We got a taxi to the Ford dealership next to the supermarkets. There was a bus, but it was a long walk to the trading estate from the bus stop. I liked a Focus that was an ex-demonstrator, top of the range model. Olly had to admit that the otherwise dull-looking grey car was indeed packed with features that his Citroen could only dream of. Heated windscreen, electric mirrors, reversing beeper, and air conditioning. And that was only the start. Built-in Satnav, amazing fuel economy, and a very quiet engine. I stood back and let him haggle with the salesman, and he was happy once the deal was done.

It would be sorted out for us to collect in a couple of days. On the way home, I asked Olly to add my name to the insurance. Although I had passed my test when I was eighteen, I hadn’t owned a car, and had no desire to ever drive Olly’s Citroen. But I was quite looking forward to running Leah around in the new Ford. When I told my parents, mum insisted on ordering a swish baby car seat that lifted out to become a carry-cot. Olly laughed at the news. “Bloody Ford Focus, and a baby seat in it too. Now I know it’s all over, Ang!”

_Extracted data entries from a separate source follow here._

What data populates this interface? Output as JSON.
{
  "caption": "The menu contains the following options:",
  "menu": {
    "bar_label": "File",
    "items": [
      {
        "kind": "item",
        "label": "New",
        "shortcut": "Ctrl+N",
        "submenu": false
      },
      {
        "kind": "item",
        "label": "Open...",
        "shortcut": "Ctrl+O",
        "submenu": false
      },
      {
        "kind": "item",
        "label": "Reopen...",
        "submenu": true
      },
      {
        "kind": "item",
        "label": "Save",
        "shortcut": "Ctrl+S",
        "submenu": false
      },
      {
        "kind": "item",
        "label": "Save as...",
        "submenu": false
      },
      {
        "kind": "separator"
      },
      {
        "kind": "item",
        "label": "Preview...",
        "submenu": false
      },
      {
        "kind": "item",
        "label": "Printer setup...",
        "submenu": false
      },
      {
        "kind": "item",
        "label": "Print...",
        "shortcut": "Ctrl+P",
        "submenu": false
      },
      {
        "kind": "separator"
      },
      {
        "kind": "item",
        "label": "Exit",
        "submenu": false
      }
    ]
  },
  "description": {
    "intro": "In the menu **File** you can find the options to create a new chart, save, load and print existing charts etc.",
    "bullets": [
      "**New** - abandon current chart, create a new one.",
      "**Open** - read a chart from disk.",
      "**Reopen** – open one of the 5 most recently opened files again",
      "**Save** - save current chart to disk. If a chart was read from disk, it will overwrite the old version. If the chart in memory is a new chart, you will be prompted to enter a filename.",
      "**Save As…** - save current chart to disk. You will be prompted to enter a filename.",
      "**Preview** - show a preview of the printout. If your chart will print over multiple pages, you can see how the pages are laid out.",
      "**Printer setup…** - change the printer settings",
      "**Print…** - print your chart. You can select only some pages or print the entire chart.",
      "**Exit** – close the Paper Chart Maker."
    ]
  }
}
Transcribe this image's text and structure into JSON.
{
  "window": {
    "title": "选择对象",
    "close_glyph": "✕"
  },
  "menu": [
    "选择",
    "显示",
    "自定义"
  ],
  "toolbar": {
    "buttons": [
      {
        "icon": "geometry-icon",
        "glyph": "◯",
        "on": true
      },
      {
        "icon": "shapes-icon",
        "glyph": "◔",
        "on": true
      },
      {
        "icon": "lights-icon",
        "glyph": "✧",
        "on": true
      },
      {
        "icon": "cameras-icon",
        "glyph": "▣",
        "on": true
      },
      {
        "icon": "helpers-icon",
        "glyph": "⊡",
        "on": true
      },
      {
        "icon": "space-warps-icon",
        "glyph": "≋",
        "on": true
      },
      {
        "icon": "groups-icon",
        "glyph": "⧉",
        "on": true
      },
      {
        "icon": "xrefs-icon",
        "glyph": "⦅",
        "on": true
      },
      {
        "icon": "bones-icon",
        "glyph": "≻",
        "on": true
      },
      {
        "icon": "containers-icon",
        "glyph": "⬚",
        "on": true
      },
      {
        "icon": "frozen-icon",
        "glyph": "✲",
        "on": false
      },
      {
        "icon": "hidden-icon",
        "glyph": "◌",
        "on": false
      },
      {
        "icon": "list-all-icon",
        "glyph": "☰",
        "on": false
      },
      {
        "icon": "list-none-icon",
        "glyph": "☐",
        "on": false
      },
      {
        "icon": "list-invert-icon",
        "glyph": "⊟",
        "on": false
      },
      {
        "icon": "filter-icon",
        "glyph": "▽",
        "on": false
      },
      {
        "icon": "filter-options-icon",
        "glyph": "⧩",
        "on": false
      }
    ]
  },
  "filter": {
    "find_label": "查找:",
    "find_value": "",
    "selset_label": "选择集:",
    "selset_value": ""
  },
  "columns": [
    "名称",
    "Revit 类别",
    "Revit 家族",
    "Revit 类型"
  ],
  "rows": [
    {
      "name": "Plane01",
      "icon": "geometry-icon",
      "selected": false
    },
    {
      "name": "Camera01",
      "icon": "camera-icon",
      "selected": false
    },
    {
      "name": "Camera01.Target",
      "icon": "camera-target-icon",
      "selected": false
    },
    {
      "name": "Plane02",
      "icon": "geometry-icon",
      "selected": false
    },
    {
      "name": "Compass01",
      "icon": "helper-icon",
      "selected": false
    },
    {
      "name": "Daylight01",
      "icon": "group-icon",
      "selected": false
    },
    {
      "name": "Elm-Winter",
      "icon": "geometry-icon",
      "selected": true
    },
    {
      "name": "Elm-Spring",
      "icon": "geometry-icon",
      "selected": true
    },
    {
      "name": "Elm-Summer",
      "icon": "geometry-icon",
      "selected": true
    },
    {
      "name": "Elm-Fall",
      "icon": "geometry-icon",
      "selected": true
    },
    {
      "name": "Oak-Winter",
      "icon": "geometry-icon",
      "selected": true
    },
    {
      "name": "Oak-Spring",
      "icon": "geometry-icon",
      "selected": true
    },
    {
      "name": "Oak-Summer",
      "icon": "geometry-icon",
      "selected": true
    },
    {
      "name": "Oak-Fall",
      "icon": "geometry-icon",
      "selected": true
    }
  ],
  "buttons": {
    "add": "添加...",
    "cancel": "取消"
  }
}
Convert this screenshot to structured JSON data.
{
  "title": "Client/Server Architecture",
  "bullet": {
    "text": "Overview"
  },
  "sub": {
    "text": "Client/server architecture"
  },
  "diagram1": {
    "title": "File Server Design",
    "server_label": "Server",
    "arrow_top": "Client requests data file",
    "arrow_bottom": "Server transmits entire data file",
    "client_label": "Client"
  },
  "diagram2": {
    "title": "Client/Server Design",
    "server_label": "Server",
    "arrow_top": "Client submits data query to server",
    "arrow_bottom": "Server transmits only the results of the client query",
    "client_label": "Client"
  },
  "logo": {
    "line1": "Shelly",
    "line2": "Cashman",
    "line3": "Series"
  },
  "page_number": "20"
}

We had both kissed goodbye to the last vestiges of youth, that was certain.

The decorators that Olly found online were surprising efficient. In the first three days, they stripped off all the old wallpaper using some fierce-looking steam machines, and filled in all the holes caused by the rewiring. When they came back the following week, they started to paint the rooms using the colours we had chosen, and did the lot in ten days. Two coats.

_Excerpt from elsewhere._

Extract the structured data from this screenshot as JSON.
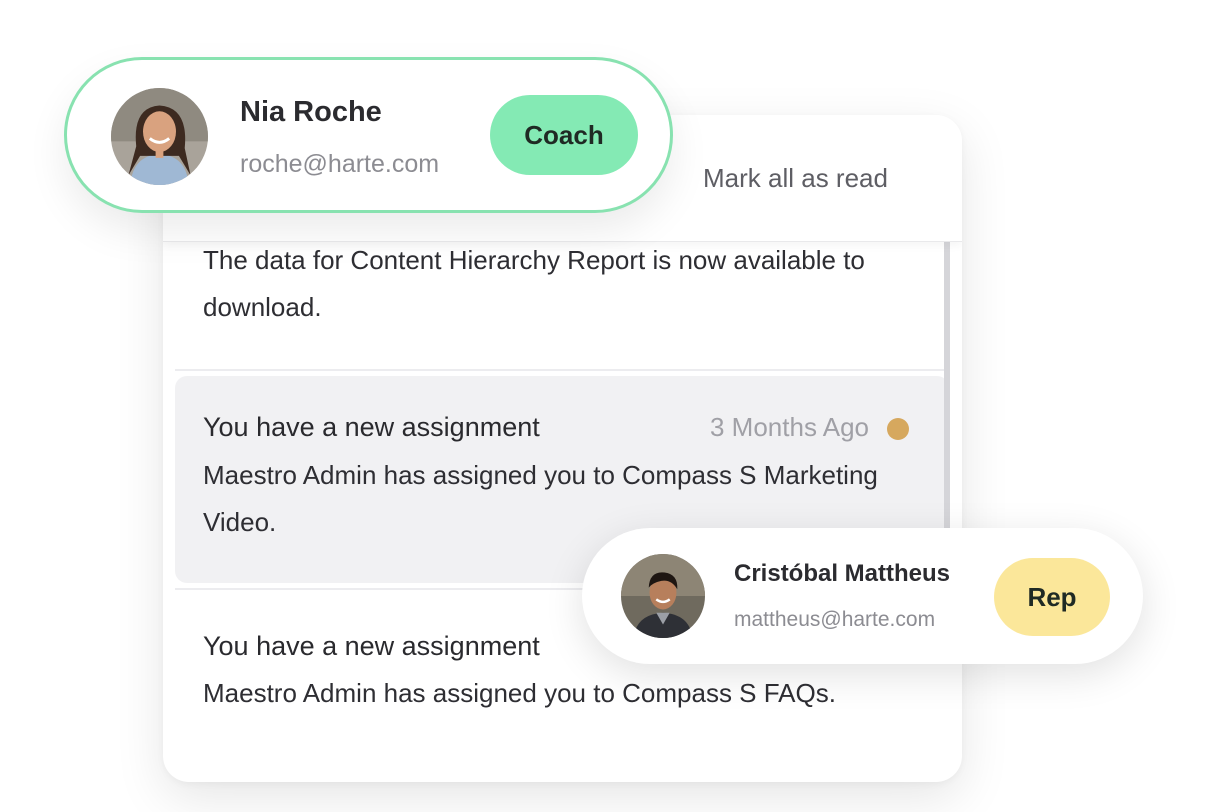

I was even getting used to having to stand on the train journey to work. People don’t give up seats to pregnant women, even those with big bumps. They look at their phones or newspapers, and pretend they can’t see you. One night I got home with a bad backache. Olly sometimes got back later than me, so I decided to go and have a hot bath. As I got undressed, I noticed something in my knickers.

Tiny spots of blood.

23 thoughts on “My Bundle Of Joy: Part Seven

    1. If you travelled on trains around London, you would see many people being able to ignore pregnant women (and very old people) standing. I have to say that doesn’t happen where I live now, and I am regularly offered a seat, even though I am a spritely 68. 🙂
      Best wishes, Pete.

      Liked by 1 person

  1. (1) Replacing the windows cost a mint. A box of Junior Mints, with 72 pieces, costs $13.99. Even with tax, that’s less than 20¢ per mint. That glazing company works for cheap!
    (2) Angela began walking like a duck. But at least she felt like a sexy duck.
    (3a) “The far too big sofa went up on Gumtree.” Is there an American branch?
    (3b) Wasn’t there a film called “Elmer Gumtree” about a con man and a female evangelist who tried to sell religious junk in small-town America?
    (4) Every time Olly did a fist-pump with Joy, he pissed off his jealous wife, who protested: “She gets a fist-pump? I want a kissed bump!”
    (5) Citroëns do not dream of a heated windscreen, electric mirrors, reversing beeper, air conditioning, built-in Satnav, amazing fuel economy, or a quiet engine. They focus their dreams on sexy French drivers who wear short red skirts.
    (6) I went for shopping for a new stove, and settled on a top-of-the range model.
    (7) “Bloody Ford Focus…” Proof this was an ex-demonstrator model, as there’s still some blood to be found in it. I wonder if the driver who crashed it survived?
    (8) Angela thought those were “tiny spots of blood” in her knickers. Actually, she’d forgotten that she’d put on red polka dot panties that morning. #Whew!